In a tough South Carolina car accident case, we got a settlement for a Pennsylvania lady who had a Christmas visit ruined when she got hit by a car in Orangeburg County, South Carolina.
Here’s what made it tough: we had to prove a brain injury from the accident caused a knee injury—but the knee wasn’t hurt in the accident.
Our client Marilee found us on Google. She worried her case was too hard to prove and she’d never get a settlement. Good hard legal work ensured we got a settlement that left her satisfied.
The Car Accident: Low Impact Doesn’t Mean You Can’t Be Seriously Hurt
On December 22, 2019, around 7:23 PM, Marilee and her husband were driving on Highway 301 in Orangeburg County. The at-fault driver pulled out of a parking lot and drove directly into the couple as if they weren’t there.
Interestingly, Marilee’s husband had a video camera in his truck that captured the collision. It didn’t look all that serious, until you realize the impact rocked a mid-sized pickup and Marilee, sitting in the passenger seat, bore the brunt of the impact.
Proving a South Carolina Car Accident Caused a Brain Injury That Led to a Knee Surgery
Marilee presented me with the challenge of getting a South Carolina car accident settlement for an injury that wasn’t directly caused by the accident, but resulted indirectly from an injury in the accident.
Months after the car accident, Marilee fell down hard because she didn’t see some steps at her home. The fall was so violent she needed a knee operation. Linking that injury to the crash got even harder: the year before the car accident, she had corneal transplants and cataract surgery in both eyes.
I admit it sounds questionable, even like a lawyer trick where I fooled the insurance companies. Nothing could be further from the truth. Insurance companies are incredibly savvy in medical evidence and ruthlessly protect their money. I proved Marilee’s case with careful, detailed work involving highly technical medical evidence and an honest assessment from Marilee’s vision specialist.
After a close review of complex medical records, I scheduled a phone call with the doctor. I summarized the critical medical conclusions in a questionnaire, a series of questions where the doctor checks yes or no. His conclusions about Marilee’s injuries from the crash, including their highly debilitating effects, are summarized in his questionnaire.
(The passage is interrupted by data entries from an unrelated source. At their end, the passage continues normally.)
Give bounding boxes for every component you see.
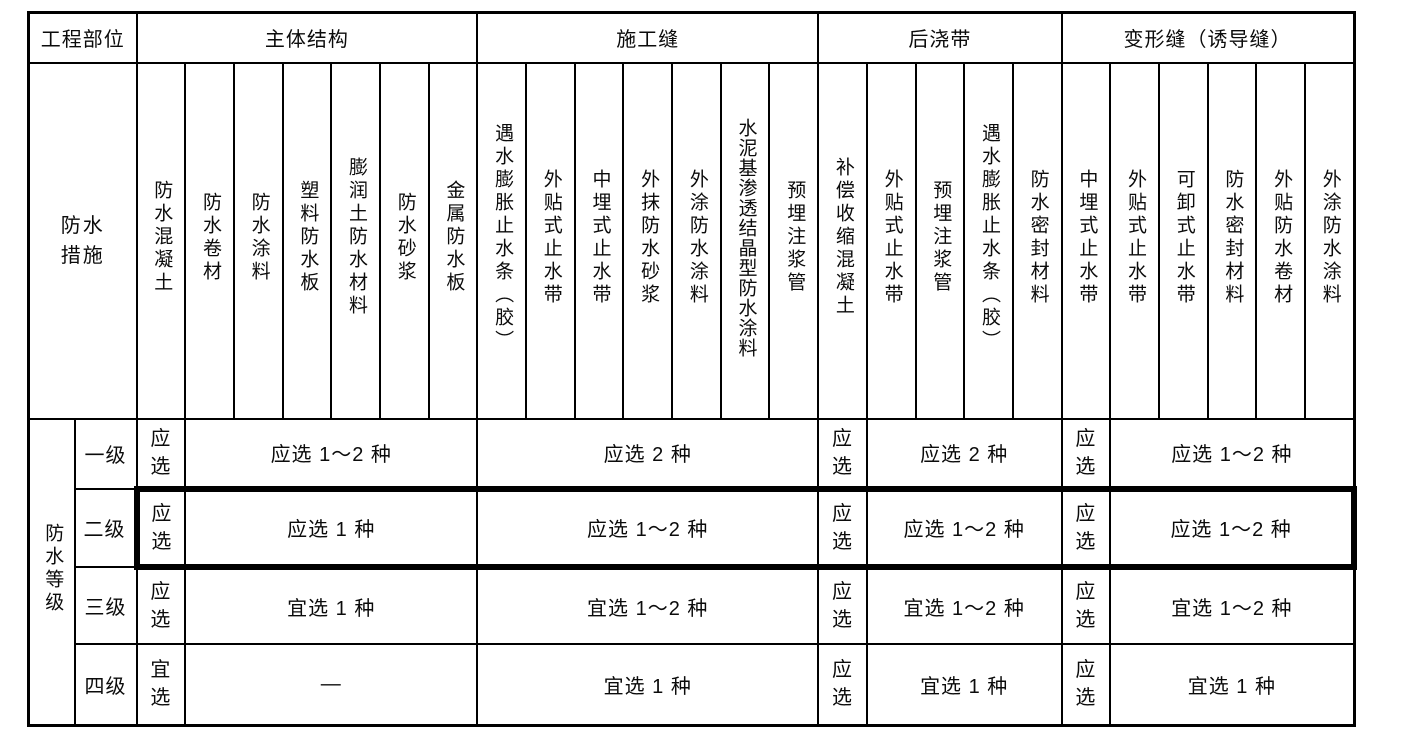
column-header: 外抹防水砂浆: [622, 61, 674, 420]
column-header: 防水密封材料: [1206, 61, 1258, 420]
selection-cell: 应选 2 种: [865, 417, 1063, 490]
selection-cell: 应选 1～2 种: [1109, 417, 1355, 490]
grade-cell: 一级: [73, 417, 138, 490]
column-header: 防水涂料: [232, 61, 284, 420]
selection-cell: 宜选 1 种: [865, 642, 1063, 727]
table-row-grade-4: 四级 宜选 — 宜选 1 种 应选 宜选 1 种 应选 宜选 1 种: [29, 642, 1355, 727]
corner-engineering-part: 工程部位: [27, 11, 138, 64]
column-header: 中埋式止水带: [573, 61, 625, 420]
column-header: 遇水膨胀止水条（胶）: [476, 61, 527, 420]
selection-cell: 应选 1～2 种: [184, 417, 479, 490]
column-header: 可卸式止水带: [1157, 61, 1209, 420]
table-row-grade-3: 三级 应选 宜选 1 种 宜选 1～2 种 应选 宜选 1～2 种 应选 宜选 …: [29, 565, 1355, 645]
selection-cell: —: [184, 642, 479, 727]
column-header: 外贴式止水带: [1109, 61, 1160, 420]
selection-cell: 应选: [817, 485, 868, 570]
column-header: 外贴式止水带: [865, 61, 917, 420]
column-header: 防水混凝土: [135, 61, 187, 420]
column-header: 中埋式止水带: [1060, 61, 1112, 420]
column-header: 膨润土防水材料: [330, 61, 381, 420]
group-header-deformation-joint: 变形缝（诱导缝）: [1060, 11, 1356, 64]
measures-axis-label: 防水措施: [27, 61, 138, 420]
selection-cell: 应选 1 种: [184, 485, 479, 570]
selection-cell: 宜选 1～2 种: [476, 565, 820, 645]
selection-cell: 应选 1～2 种: [865, 485, 1063, 570]
group-header-row: 工程部位 主体结构 施工缝 后浇带 变形缝（诱导缝）: [27, 11, 1356, 64]
column-header: 预埋注浆管: [768, 61, 820, 420]
table-row-grade-1: 防水等级 一级 应选 应选 1～2 种 应选 2 种 应选 应选 2 种 应选 …: [27, 417, 1355, 727]
selection-cell: 应选 1～2 种: [476, 485, 820, 570]
selection-cell: 应选: [1060, 642, 1112, 727]
column-header: 补偿收缩混凝土: [817, 61, 868, 420]
column-header: 金属防水板: [427, 61, 479, 420]
column-header: 防水砂浆: [378, 61, 430, 420]
column-header: 外涂防水涂料: [671, 61, 722, 420]
column-header: 预埋注浆管: [914, 61, 966, 420]
waterproofing-measures-table: 工程部位 主体结构 施工缝 后浇带 变形缝（诱导缝） 防水措施 防水混凝土 防水…: [27, 11, 1357, 727]
grade-cell: 二级: [73, 487, 138, 568]
selection-cell: 应选 1～2 种: [1109, 485, 1357, 570]
selection-cell: 宜选: [135, 642, 187, 727]
selection-cell: 应选 2 种: [476, 417, 820, 490]
column-header: 水泥基渗透结晶型防水涂料: [719, 61, 771, 420]
column-header: 塑料防水板: [281, 61, 333, 420]
column-header: 遇水膨胀止水条（胶）: [963, 61, 1014, 420]
selection-cell: 宜选 1～2 种: [1109, 565, 1355, 645]
selection-cell: 应选: [1060, 485, 1112, 570]
group-header-post-cast-strip: 后浇带: [817, 11, 1063, 64]
column-header: 外涂防水涂料: [1304, 61, 1355, 420]
table-row-grade-2-highlighted: 二级 应选 应选 1 种 应选 1～2 种 应选 应选 1～2 种 应选 应选 …: [29, 485, 1357, 570]
selection-cell: 宜选 1 种: [476, 642, 820, 727]
selection-cell: 应选: [817, 565, 868, 645]
column-header: 外贴式止水带: [525, 61, 576, 420]
column-header: 防水密封材料: [1011, 61, 1063, 420]
column-header: 防水卷材: [184, 61, 235, 420]
group-header-construction-joint: 施工缝: [476, 11, 820, 64]
selection-cell: 宜选 1～2 种: [865, 565, 1063, 645]
grade-cell: 四级: [73, 642, 138, 727]
grade-axis-label: 防水等级: [27, 417, 76, 727]
selection-cell: 应选: [133, 485, 187, 570]
selection-cell: 应选: [1060, 417, 1112, 490]
selection-cell: 应选: [817, 417, 868, 490]
column-header-row: 防水措施 防水混凝土 防水卷材 防水涂料 塑料防水板 膨润土防水材料 防水砂浆 …: [27, 61, 1355, 420]
selection-cell: 应选: [135, 565, 187, 645]
selection-cell: 应选: [135, 417, 187, 490]
selection-cell: 应选: [817, 642, 868, 727]
selection-cell: 宜选 1 种: [184, 565, 479, 645]
group-header-main-structure: 主体结构: [135, 11, 479, 64]
selection-cell: 应选: [1060, 565, 1112, 645]
selection-cell: 宜选 1 种: [1109, 642, 1355, 727]
grade-cell: 三级: [73, 565, 138, 645]
column-header: 外贴防水卷材: [1255, 61, 1306, 420]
It proved the crash caused a concussion resulting in loss of eye function, including lost peripheral vision.
Significantly, her lost peripheral vision “likely” (his handwritten word on the questionnaire) caused the fall in her home, which led to her knee operation.
Lost peripheral vision also damaged her sense of body control and balance, leaving her dizzy and imbalanced.
Thus, he clinically supported the conclusion the crash caused the fall leading to the operation, not prior eye problems.
He notes her “biggest issue” is poor depth perception in judging space, causing four falls and a knee injury.
He diagnosed her with:
- Significant post-concussion syndrome with post-trauma vision syndrome with binocular instability. “Binocular instability” is the inability to use her eyes together.
- Visual motion sensitivity.
- Compressed kinetic visual field. As the doctor explained in the questionnaire, “compressed visual field” means lost peripheral vision, like she walks through the world with paper towel rolls attached to her eyes.
- Poor balance.
Dealing with the prior or pre-existing condition defense. The insurance company jumped on the fact that Marilee had corneal transplants and cataract removals in both eyes not long before the accident. To crush this defense, I found medical records from her eye surgeon showing she had essentially normal vision before the crash. Marilee also had a prior knee injury, but records for that showed she never needed an operation until this car accident.
Insurance Companies Pay Settlements That Include Injuries From the Fall Caused by the Car Accident
After months of sending in medical records plus proof of Marilee’s human loss, several phone calls with insurance company adjusters resulted in a $185,000.00 settlement for the car accident. The at-fault driver’s liability insurance paid its limit of $100,000.00, and Marilee’s own under insurance (UIM) policy contributed the rest.
Marilee was pleased, and so was I. It was a hard case, but so worth it. Marilee’s sweet and she was really hurt. Luckily, she had an excellent doctor willing to share his knowledge of her injury with me to help her. I am grateful I got the chance to present those injuries in a way that made insurance companies do the right thing.